Cuando yo tenía quince años comenzó la guerra (sería una frase enganchadora para iniciar una novela). En mi novela “Don Camaleón” (hoy completamente agotada y en espera de reedición) hay dos capítulos que consagro a la confrontación que inició en los sesenta: “Un viejo general se divierte” (en el que aparece el Gral. Idígoras saltando cuerda en la incipiente televisión) y “La muerte del poeta” en exaltación elegíaca a Otto René Castillo”.

Toda mi juventud y parte de mi madurez que hoy es más que otoñal, transcurrió bajo el fosco y confuso alero de la confrontación armada interna (como se le prefiere llamar eufemistamente) de esta guerra civil que no acaba (porque no acaban su causas por más que digan las derechas lo contrario) y que no nos dejó tiempo para ser adolescentes ni jóvenes y nos infiltró hasta el tuétano un sentimiento de pesimismo crónico y luctuoso –cuya causa y origen no es patológico-íntimo o inconsciente sino efecto y producto de la realidad sombría que nos ha tocado vivir a los guatemaltecos más conscientes (y no digo conscientes con ninguna arrogancia, porque el horror trascendió y se expandió a todos los confines) conscientes en el sentido de preocupados por nuestra realidad nacional (pero sin teñirla de rosa y ensueño) y con el vehemente deseo de dejar testimonio de todo ello (como en mi novela citada) y en mucha obra periodística desperdigada por allí y que abarca más de medio siglo.

Pasando a otra temática, pero siempre de balas y metralla, fui concebido bajo los tumbos de pólvora de la revolución del 44 y, ni bien había nacido, ya íbamos para el exilio que duró casi diez largos y abrasadores años en las calientes tierras de El Salvador. Mi padre simpatizaba con Francisco Javier Arana (ala derecha de la revolución) aunque fue firmante del “Memorial de los 311” y amigo de Jacobo Árbenz (ala izquierda) porque estudiaron juntos en la Escuela Politécnica.

Unos ocho años después de haber retornado del amargo mundo del exilio y del ostracismo, comenzó la mera guerra con una amarga brecha entre derechas e izquierdas: capitalistas y comunistas y mi hermano y yo participamos (imberbes atontados sin ideología) como alumnos de bachillerato en los encuentros y enfrentamientos citadinos de marzo y abril de 1962 contra la supuesta dictadura de Idígoras.

Desde entonces (desde antes de ser mayor de edad, mucha agua ha corrido) he visto caer amigos, desconocidos, admirados escritores y periodistas y anónimos ciudadanos por cientos de miles que la guerra civil guatemalteca se ha ido tragando en cantidades que se vuelven no sólo de pesadilla sino casi imponderables.
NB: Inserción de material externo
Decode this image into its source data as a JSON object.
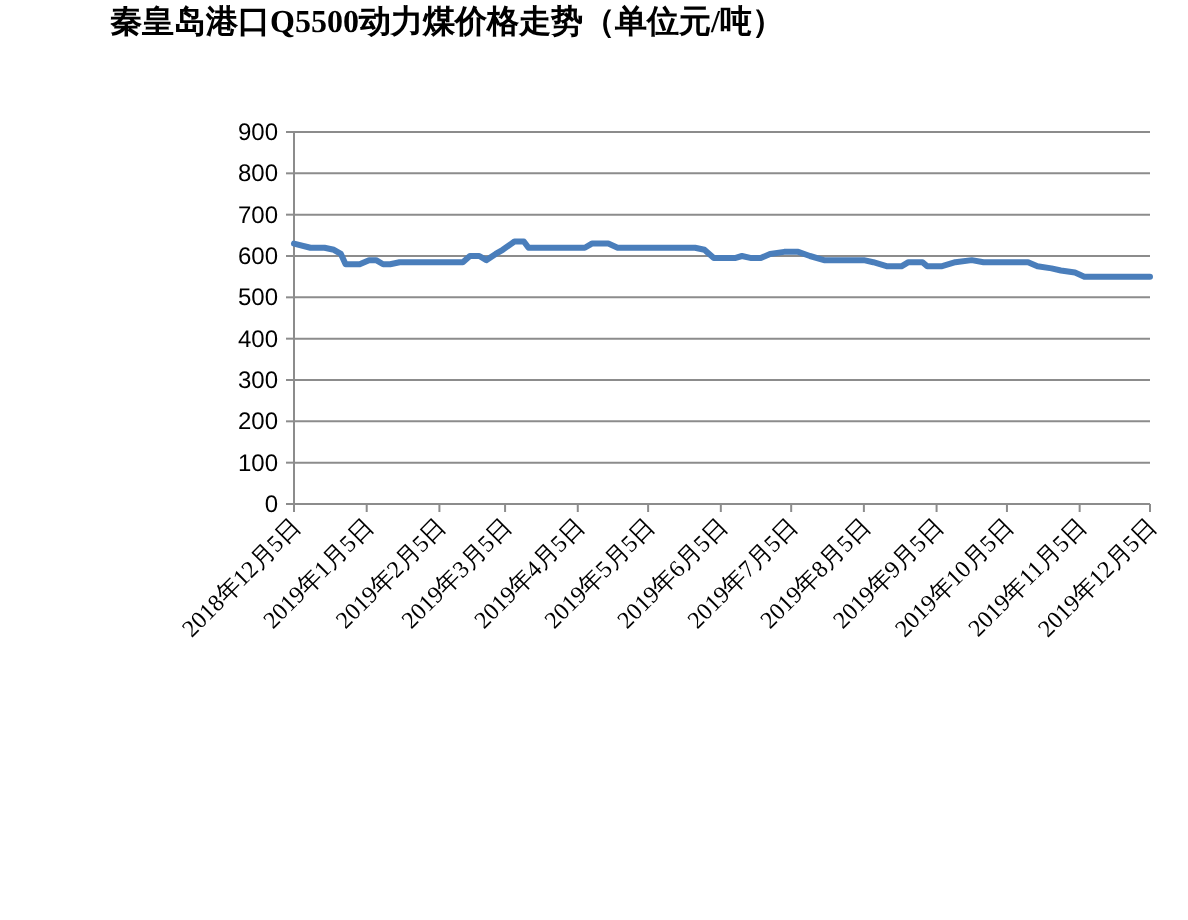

Este enfrentamiento (que hoy continúa de otra manera pero por las mismas causas socioeconómicas) que vuelve y vuelve a sus causales iniciáticas, ha cobrado más muertes que las revoluciones nicaragüense y salvadoreña que comenzaron antes y terminaron también antes que esta que nos ha desgarrado y que no restaña con los discutibles Acuerdos de Paz: la gran jugarreta Arzú-Porras.

Con excepción del exilio de mi padre (que nos arrastró a todos, yo el menor) he vivido fuera de Guatemala poco. Mucho, cuando la guerra ya había terminado: muchos años en Roma, Atenas y Bogotá y he recibido no pocas amenazas de muerte -entre los 70 y los 90- de cuya realidad y certeza puede dar cuenta en la Procuraduría de los Derechos Humanos donde quedaron durmiendo las denuncias.

Se puede decir que he pasado los tiempos de la guerra civil guatemalteca ¡bien metido en ella!, en el sentido de mantener y sostener una columna de opinión (antes y primero en El Gráfico por 25 años, con emisión ¡diaria!) que nunca ha sido ni de derechas ni de izquierdas, sino ciertamente libertaria-liberal y que por eso ha recibido el vituperio y la censura de los capitalistas a ultranza como la de los comunistas hoy desaparecidos. El riesgo de ser perseguido ha sido doble y nunca he recibido el apoyo que las roscas de uno u otro bando brindan a sus simpatizantes y a sus plumas alquiladas (porque el arriendo tiene diversas máscaras de resonancia). Me he ganado la vida como maestro y como periodista (con excelente salario en el primer Siglo XXI y en la primera Revista Crónica de la que fui miembro de su consejo editorial) y en la Universidad de San Carlos en la que fui Profesor Principal y Titular (tiempo completo) y de la que estoy jubilado.

He visto destruir y dinamitar muchos puentes y he sido testigo de sus famélicas reconstrucciones. He visto volar cadáveres por los aires en el Parque Central y caer colgando sobre los árboles por la expansión de las bombas que dizque ponía Donaldo. He sido testigo presencial de masacres como la de Panzós. He visto morir quemados a amigos queridísimos como Jaime Ruiz del Árbol, en la Embajada de España.

Pero –lo más doloroso y estremecedor- estoy viendo desgreñar y arrancar (despiadada e irreverentemente) lo que quedaba de la Revolución de octubre de 1944, con la afincada esperanza que durante el nuevo Gobierno renazca gloriosa de sus cenizas y renovada.